THE OBJECTIVE
Jacobo Bergareche

La gran fiesta rusa

«Todos vemos estremecidos la invasión de Ucrania y soy absolutamente incapaz de entender los motivos que la provocan»

Opinión
1 comentario
La gran fiesta rusa

Desfile en Moscú en 1987 por el 70 aniversario de la Revolución Bolchevique. | Arnold Drapkin (Zuma Press)

En 1971, Philip Zimbardo, catedrático de psicología de Stanford, realizó uno de los experimentos más famosos e inquietantes de la historia de la Psicología Social, al que se dio en llamar el Stanford Prison Experiment. Consistía en dividir a los alumnos en dos grupos, unos serían prisioneros y otros guardias de prisiones. Para ello tendrían uniformes (unos de reos, otros de guardias), habilitaron algunas habitaciones de la universidad como celdas e incluso llamaron al Campus Police para que detuvieran en sus colegios mayores a los alumnos que harían de prisioneros y los llevaran esposados en coches patrulla.
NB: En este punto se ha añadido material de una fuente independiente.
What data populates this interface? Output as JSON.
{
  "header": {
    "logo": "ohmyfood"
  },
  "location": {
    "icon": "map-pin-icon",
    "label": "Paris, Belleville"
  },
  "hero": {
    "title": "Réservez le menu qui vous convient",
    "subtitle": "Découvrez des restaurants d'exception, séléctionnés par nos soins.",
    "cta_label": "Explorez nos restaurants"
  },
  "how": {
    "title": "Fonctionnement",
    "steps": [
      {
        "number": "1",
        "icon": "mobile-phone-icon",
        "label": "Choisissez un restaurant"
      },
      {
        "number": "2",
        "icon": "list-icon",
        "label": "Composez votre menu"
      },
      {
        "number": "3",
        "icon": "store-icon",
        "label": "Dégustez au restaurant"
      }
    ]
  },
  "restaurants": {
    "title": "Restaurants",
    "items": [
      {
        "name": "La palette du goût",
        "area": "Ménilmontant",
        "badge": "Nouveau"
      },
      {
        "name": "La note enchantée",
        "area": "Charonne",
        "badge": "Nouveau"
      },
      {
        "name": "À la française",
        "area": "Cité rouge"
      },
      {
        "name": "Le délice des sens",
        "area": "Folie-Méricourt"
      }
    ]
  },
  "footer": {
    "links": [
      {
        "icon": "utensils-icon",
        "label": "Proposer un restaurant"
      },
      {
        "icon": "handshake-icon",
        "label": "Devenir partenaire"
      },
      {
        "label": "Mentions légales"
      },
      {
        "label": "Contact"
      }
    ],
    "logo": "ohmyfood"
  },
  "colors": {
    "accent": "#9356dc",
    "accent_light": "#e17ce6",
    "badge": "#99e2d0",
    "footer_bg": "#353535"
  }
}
La cosa tuvo que interrumpirse inmediatamente porque al cabo de un par de días se generaron unas conductas muy perturbadoras entre guardianes y prisioneros: los guardianes empezaron a desarrollar dejes sádicos y abusadores, y los prisioneros empezaron a desmoronarse mentalmente. A los prisioneros, el uso de uniformes los despersonalizaba frente los guardianes, y a los guardianes el uso de sus uniformes y las dinámicas de grupo les erosionaban el sentido de la responsabilidad individual. El experimento fue duramente criticado por la comunidad académica y no se pudo ejecutar hasta el fin.

En 2019, de manera involuntaria, yo hice un experimento en la estela del famoso experimento del profesor Zimbardo, conocido desde entonces como la Gran Fiesta Rusa.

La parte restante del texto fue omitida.